Picus’s expression blossomed with wonder. “You serve my king’s son? What a fine man he must be. I had warned Eodward that the One God disapproved using holy marriage for wartime alliance, but the Moriangi grav and his men knew of ships, and when we drove the Aurellians to the sea, ’twas the grav who crushed them. And the grav’s daughter produced such a robust babe. I knew him only as a motherless boy, of course, rough mannered and interested in naught but fighting. I tutored him in combat as I had his father. I tried to introduce book studies as well, but the fighting was heavy in those days, and we were constantly on the move, so we’d no time for it.”
Saverian nodded. “You speak of Bayard, the eldest of Eodward’s three sons. When times were more settled, another son, Perryn, was born to Eodward’s second wife, an Ardran ducessa. My master is the third and youngest, born to his pureblood mistress. You do know of Eodward’s fate, Brother?”
“Do I know he is dead? Aye. Even I, whose eyes remain steadfastly human, saw the sun dim on that day. Kol came to break the news and invite me to share his kiran, but I could not, though I knew it would be such a glory as I had not seen since he danced for Clyste. I sent him away, that a heathen creature would not witness a monk’s blaspheming, for I had always believed merciful Iero must surely bring my lad home before the end. Whate’er his sins, as any king must commit in carrying his office, they could not be so dread as to forbid him one last glimpse of the Canon after so long away. Once thou hast seen it…” The monk dashed a hairy knuckle at his eyes, as he stirred his pot with a wooden spoon. “Three sons left. A mercy in that at the least.”
A mercy only if we did not tell him of the princes and their war. Though Picus’s talk touched on old mysteries, like the Canon, and new ones like this Llio’s curse that caused the Danae to cripple halfbreeds, and kirani that seemed something more than mere dancing, it was an effort to concentrate on the conversation. I hunched deeper into myself, cold and hot together, ravenous, yet unsure
if I could choke down this mess he stirred. Something was definitely wrong with me. When had I ever found aught I would not eat? The light had gone completely from my gards, leaving my skin purplish gray and leprous in appearance.
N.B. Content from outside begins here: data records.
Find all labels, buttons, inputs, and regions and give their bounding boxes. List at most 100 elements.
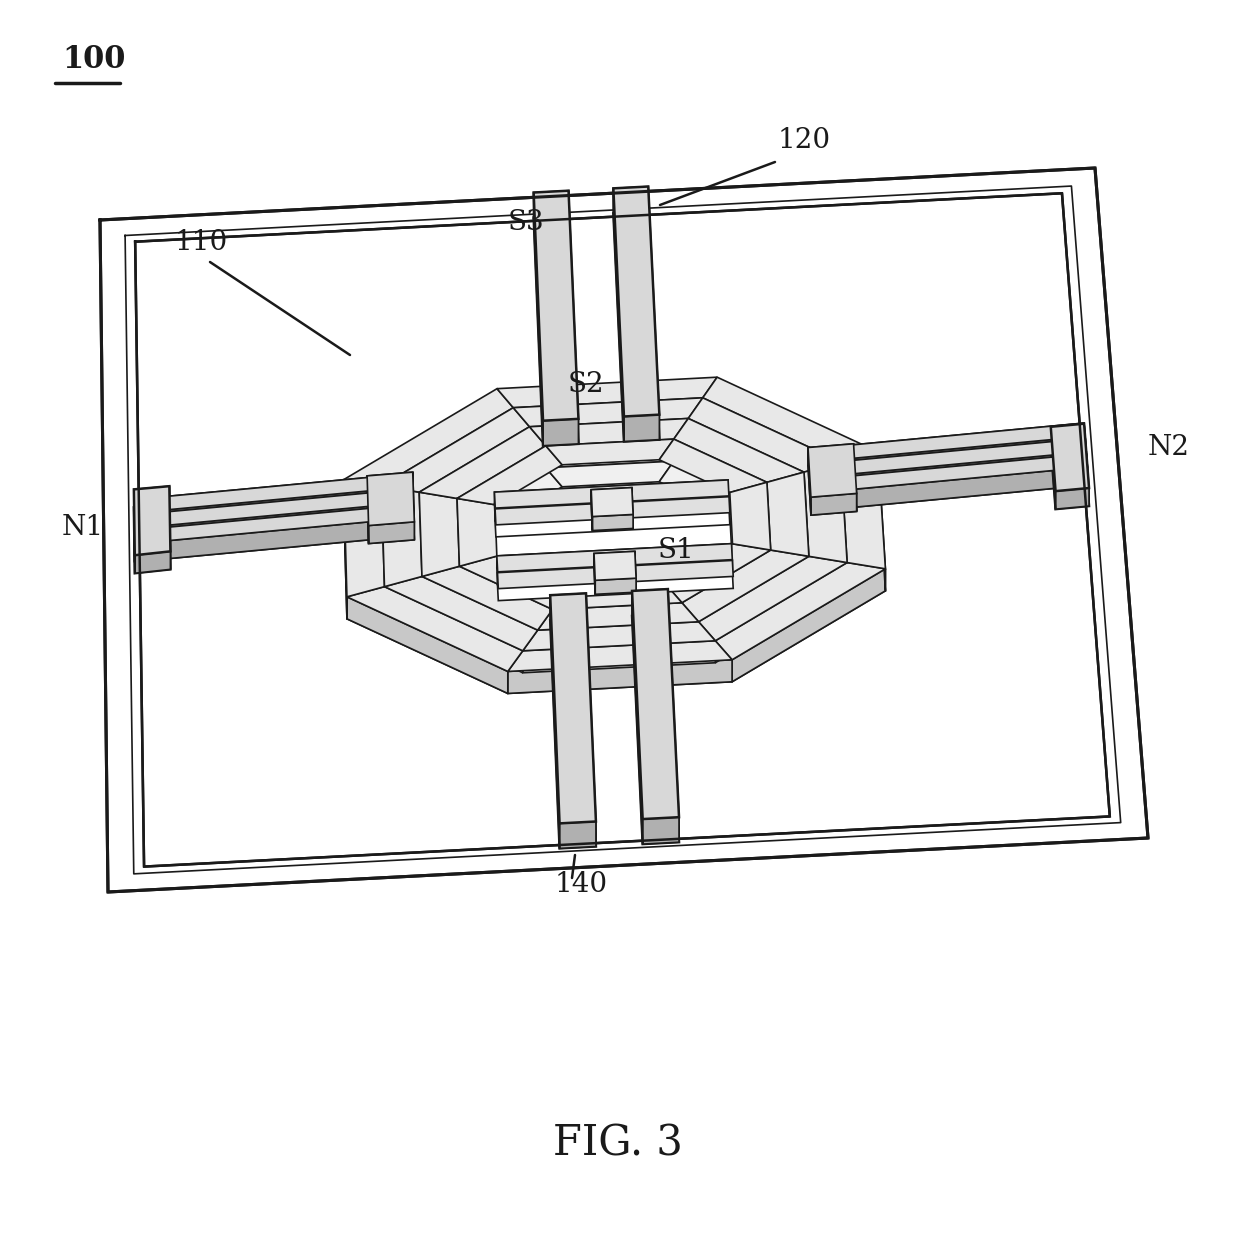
Polygon shape (458, 520, 497, 588)
Text: S2: S2 (568, 371, 605, 398)
Polygon shape (642, 817, 680, 844)
Polygon shape (533, 190, 578, 421)
Polygon shape (815, 472, 1087, 511)
Polygon shape (688, 398, 841, 472)
Polygon shape (508, 660, 732, 694)
Polygon shape (533, 190, 568, 218)
Polygon shape (559, 821, 596, 849)
Polygon shape (495, 480, 729, 509)
Polygon shape (551, 618, 596, 849)
Polygon shape (808, 443, 853, 466)
Text: N1: N1 (62, 514, 104, 541)
Polygon shape (134, 490, 408, 533)
Polygon shape (878, 452, 885, 590)
Polygon shape (649, 186, 660, 439)
Polygon shape (134, 486, 170, 555)
Polygon shape (382, 507, 422, 608)
Polygon shape (614, 212, 660, 442)
Polygon shape (460, 556, 568, 609)
Polygon shape (808, 447, 811, 515)
Polygon shape (135, 517, 409, 562)
Polygon shape (553, 606, 682, 632)
Polygon shape (382, 486, 422, 587)
Polygon shape (698, 578, 847, 662)
Polygon shape (384, 587, 523, 672)
Polygon shape (665, 565, 771, 624)
Polygon shape (134, 505, 409, 544)
Polygon shape (815, 438, 1086, 477)
Polygon shape (682, 572, 808, 643)
Polygon shape (665, 544, 771, 603)
Polygon shape (529, 441, 688, 468)
Polygon shape (419, 448, 546, 520)
Polygon shape (593, 515, 634, 530)
Polygon shape (815, 453, 1087, 492)
Polygon shape (815, 457, 1086, 496)
Polygon shape (632, 589, 680, 820)
Polygon shape (673, 441, 804, 505)
Polygon shape (614, 186, 660, 417)
Polygon shape (523, 622, 715, 651)
Polygon shape (538, 622, 698, 652)
Polygon shape (815, 438, 1085, 482)
Polygon shape (513, 398, 703, 427)
Polygon shape (497, 544, 732, 568)
Polygon shape (614, 186, 649, 213)
Polygon shape (624, 414, 660, 442)
Polygon shape (533, 215, 578, 446)
Polygon shape (594, 551, 635, 568)
Polygon shape (100, 167, 1148, 891)
Polygon shape (134, 487, 408, 531)
Polygon shape (458, 468, 562, 526)
Polygon shape (523, 643, 715, 672)
Polygon shape (134, 502, 409, 546)
Polygon shape (553, 603, 682, 632)
Polygon shape (551, 593, 596, 823)
Polygon shape (495, 480, 728, 504)
Polygon shape (495, 492, 729, 520)
Polygon shape (614, 189, 624, 442)
Polygon shape (698, 556, 847, 641)
Polygon shape (135, 551, 170, 573)
Polygon shape (841, 452, 885, 569)
Polygon shape (632, 487, 634, 529)
Polygon shape (587, 593, 596, 846)
Polygon shape (551, 596, 559, 849)
Polygon shape (495, 497, 729, 521)
Polygon shape (347, 597, 508, 694)
Text: 140: 140 (556, 871, 608, 898)
Polygon shape (384, 577, 538, 651)
Polygon shape (766, 494, 808, 578)
Polygon shape (538, 603, 698, 630)
Polygon shape (668, 589, 680, 842)
Polygon shape (594, 565, 636, 594)
Polygon shape (508, 662, 732, 694)
Text: N2: N2 (1148, 434, 1190, 461)
Polygon shape (730, 482, 771, 550)
Text: S1: S1 (658, 538, 694, 564)
Polygon shape (543, 419, 578, 446)
Polygon shape (682, 550, 808, 622)
Polygon shape (343, 389, 513, 486)
Polygon shape (715, 563, 885, 660)
Polygon shape (538, 624, 698, 652)
Polygon shape (660, 461, 766, 515)
Polygon shape (815, 453, 1086, 497)
Polygon shape (343, 501, 384, 619)
Polygon shape (368, 521, 414, 544)
Text: 110: 110 (175, 229, 228, 256)
Polygon shape (134, 522, 409, 562)
Polygon shape (134, 504, 170, 573)
Text: 120: 120 (777, 127, 831, 154)
Polygon shape (458, 499, 460, 588)
Polygon shape (804, 462, 847, 563)
Polygon shape (495, 497, 730, 525)
Polygon shape (422, 567, 553, 630)
Polygon shape (715, 584, 885, 682)
Polygon shape (1050, 424, 1084, 444)
Polygon shape (591, 487, 634, 516)
Polygon shape (347, 608, 523, 694)
Polygon shape (811, 494, 857, 515)
Polygon shape (367, 490, 414, 544)
Polygon shape (551, 593, 587, 621)
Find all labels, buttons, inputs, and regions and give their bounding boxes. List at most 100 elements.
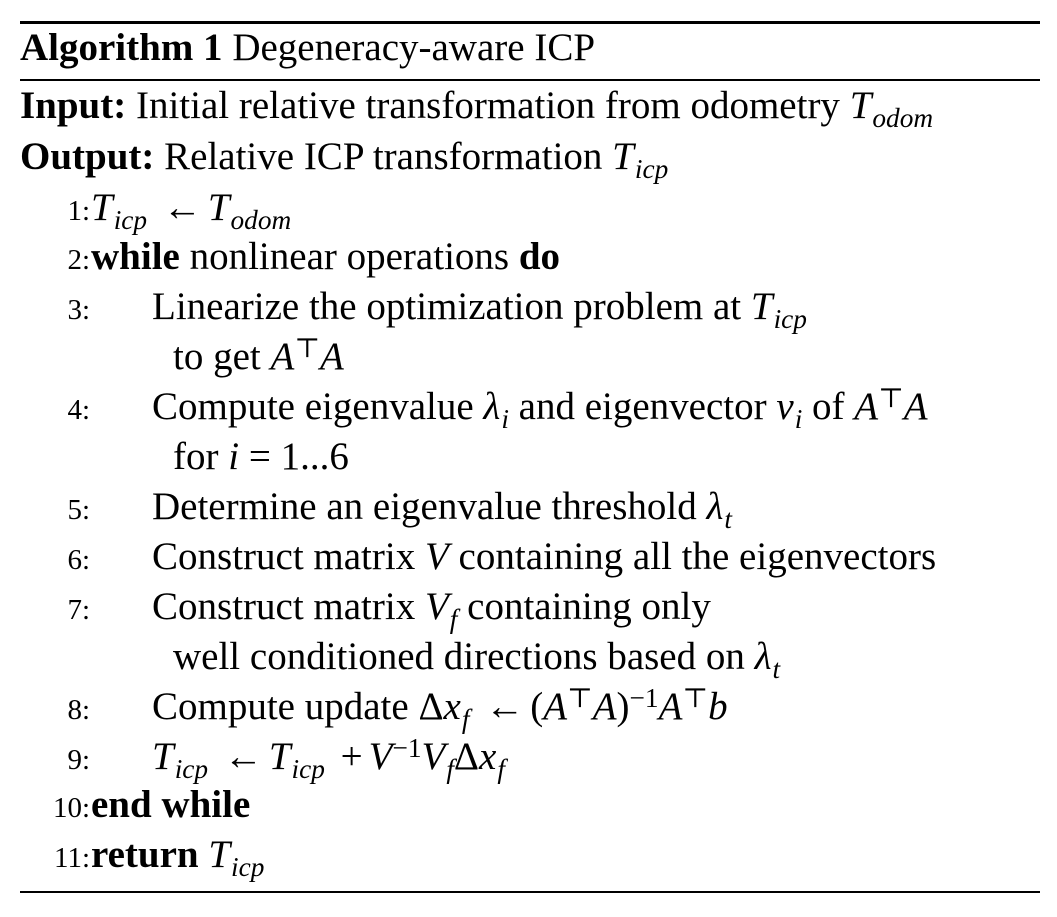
math-subscript: icp bbox=[231, 851, 265, 882]
math-subscript: f bbox=[497, 753, 505, 784]
step-body: for i = 1...6 bbox=[173, 437, 349, 476]
math-symbol: λ bbox=[754, 635, 772, 678]
math-symbol: V bbox=[424, 535, 449, 578]
step-text: Determine an eigenvalue threshold bbox=[152, 485, 697, 528]
step-body: well conditioned directions based on λt bbox=[173, 635, 780, 682]
math-subscript: f bbox=[449, 603, 458, 634]
step-number: 6: bbox=[67, 544, 90, 576]
step-text: nonlinear operations bbox=[189, 235, 510, 278]
top-rule bbox=[20, 21, 1040, 24]
step-number: 11: bbox=[54, 842, 90, 874]
math-subscript: t bbox=[772, 653, 781, 684]
math-superscript: −1 bbox=[392, 732, 422, 763]
math-symbol: A bbox=[854, 385, 879, 428]
assign-arrow: ← bbox=[485, 685, 525, 728]
step-body: to get A⊤A bbox=[173, 334, 344, 378]
math-superscript: −1 bbox=[629, 682, 659, 713]
algorithm-block: Algorithm 1 Degeneracy-aware ICP Input: … bbox=[20, 0, 1040, 917]
math-symbol: V bbox=[421, 735, 446, 778]
step-number: 8: bbox=[67, 694, 90, 726]
math-subscript: f bbox=[446, 753, 454, 784]
math-symbol: i bbox=[228, 435, 240, 478]
step-text: containing only bbox=[467, 585, 711, 628]
keyword-end-while: end while bbox=[91, 783, 251, 826]
step-text: Compute eigenvalue bbox=[152, 385, 474, 428]
algorithm-output: Output: Relative ICP transformation Ticp bbox=[20, 135, 668, 182]
step-body: Ticp ← Todom bbox=[91, 186, 291, 233]
math-range: 1...6 bbox=[280, 435, 349, 478]
math-symbol: A bbox=[592, 685, 617, 728]
step-4: 4: Compute eigenvalue λi and eigenvector… bbox=[20, 384, 1040, 432]
step-2: 2: while nonlinear operations do bbox=[20, 237, 1040, 281]
step-number: 1: bbox=[67, 195, 90, 227]
output-symbol-sub: icp bbox=[634, 153, 669, 184]
math-symbol: A bbox=[270, 335, 295, 378]
math-paren: ) bbox=[616, 685, 630, 728]
keyword-do: do bbox=[518, 235, 561, 278]
output-text: Relative ICP transformation bbox=[164, 135, 603, 178]
step-number: 5: bbox=[67, 494, 90, 526]
algorithm-caption: Algorithm 1 Degeneracy-aware ICP bbox=[20, 28, 595, 67]
step-10: 10: end while bbox=[20, 785, 1040, 829]
math-symbol: T bbox=[208, 833, 231, 876]
step-3-continuation: to get A⊤A bbox=[20, 334, 1040, 381]
bottom-rule bbox=[20, 891, 1040, 893]
step-number: 7: bbox=[67, 594, 90, 626]
algorithm-label: Algorithm 1 bbox=[20, 26, 223, 69]
input-text: Initial relative transformation from odo… bbox=[135, 84, 840, 127]
math-subscript: icp bbox=[174, 753, 209, 784]
input-symbol: T bbox=[849, 84, 872, 127]
algorithm-input: Input: Initial relative transformation f… bbox=[20, 84, 933, 131]
math-delta: Δ bbox=[418, 685, 444, 728]
assign-arrow: ← bbox=[162, 186, 202, 229]
math-symbol: λ bbox=[483, 385, 501, 428]
step-7: 7: Construct matrix Vf containing only bbox=[20, 585, 1040, 634]
step-text: Construct matrix bbox=[152, 585, 416, 628]
keyword-while: while bbox=[91, 235, 180, 278]
math-symbol: T bbox=[268, 735, 291, 778]
math-subscript: t bbox=[724, 503, 732, 534]
step-number: 9: bbox=[67, 744, 90, 776]
step-text: Linearize the optimization problem at bbox=[152, 285, 742, 328]
step-5: 5: Determine an eigenvalue threshold λt bbox=[20, 485, 1040, 534]
step-text: well conditioned directions based on bbox=[173, 635, 745, 678]
math-superscript: ⊤ bbox=[682, 682, 709, 713]
step-text: to get bbox=[173, 335, 261, 378]
step-body: return Ticp bbox=[91, 833, 264, 880]
math-symbol: x bbox=[443, 685, 461, 728]
step-text: Construct matrix bbox=[152, 535, 416, 578]
math-subscript: f bbox=[461, 703, 470, 734]
math-symbol: b bbox=[708, 685, 728, 728]
math-symbol: x bbox=[479, 735, 497, 778]
step-number: 4: bbox=[67, 394, 90, 426]
output-label: Output: bbox=[20, 135, 155, 178]
math-symbol: A bbox=[319, 335, 344, 378]
step-4-continuation: for i = 1...6 bbox=[20, 437, 1040, 481]
step-body: while nonlinear operations do bbox=[91, 237, 560, 276]
math-superscript: ⊤ bbox=[294, 332, 320, 363]
step-body: Compute eigenvalue λi and eigenvector vi… bbox=[152, 384, 928, 432]
math-symbol: A bbox=[903, 385, 928, 428]
math-symbol: T bbox=[91, 186, 113, 229]
step-11: 11: return Ticp bbox=[20, 833, 1040, 880]
math-symbol: T bbox=[750, 285, 773, 328]
step-text: of bbox=[812, 385, 845, 428]
step-text: for bbox=[173, 435, 219, 478]
step-body: Ticp ← Ticp + V−1VfΔxf bbox=[152, 734, 505, 782]
math-subscript: odom bbox=[230, 204, 292, 235]
keyword-return: return bbox=[91, 833, 199, 876]
math-symbol: V bbox=[368, 735, 393, 778]
step-8: 8: Compute update Δxf ← (A⊤A)−1A⊤b bbox=[20, 684, 1040, 734]
math-subscript: icp bbox=[773, 303, 807, 334]
math-subscript: icp bbox=[291, 753, 325, 784]
output-symbol: T bbox=[612, 135, 634, 178]
math-subscript: icp bbox=[113, 204, 148, 235]
math-symbol: T bbox=[152, 735, 174, 778]
math-symbol: A bbox=[658, 685, 683, 728]
math-superscript: ⊤ bbox=[567, 682, 593, 713]
math-symbol: T bbox=[207, 186, 230, 229]
step-text: and eigenvector bbox=[518, 385, 767, 428]
step-text: containing all the eigenvectors bbox=[458, 535, 937, 578]
math-paren: ( bbox=[530, 685, 544, 728]
step-3: 3: Linearize the optimization problem at… bbox=[20, 285, 1040, 334]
“Why did you abandon King Eodward, Brother?” said Saverian, a physician setting out to diagnose the world’s ills. “You vanished without a word to the king or anyone else. You were seen leaving Palinur, but no evidence of mishap or treason was ever found. Even the journals you left behind told Eodward nothing of your fate. The prince says his father died yet grieving for your loss, chastising himself for some unknown failure that drove you away. Surely your god would agree that service to Navronne’s king supercedes any personal penance, especially for minor transgressions of the flesh.”
Picus squeezed his broad brow tight as if to force aside the sentiments that had bubbled so near his surface. “One night’s fall from grace drove me from my lord’s side. I had long renounced the woman and thought I’d made amends. But when I was confronted with the lasting evidence of my wickedness and shown how it contravened everything I loved, everything he loved, I knew no man had ever so abjectly failed his god or his lord. Ronila said that to cleanse my sin I must bleed, suffer, and die by my own hand or hers. But the One God forbids self-murder, and I would not add to my soul’s debt by allowing her to take my blood on her own hand. So I swore to her on Iero’s name that I would die to the world—leave my prince and all my friends and holy brothers without apology or explanation, and live henceforth in solitude, penury, and repentance for as long as the streams of time might carry me forward. She knew me and believed I would keep any pledge so sworn. And so I have, save for these few untimely lapses, when I am out of measure surprised.”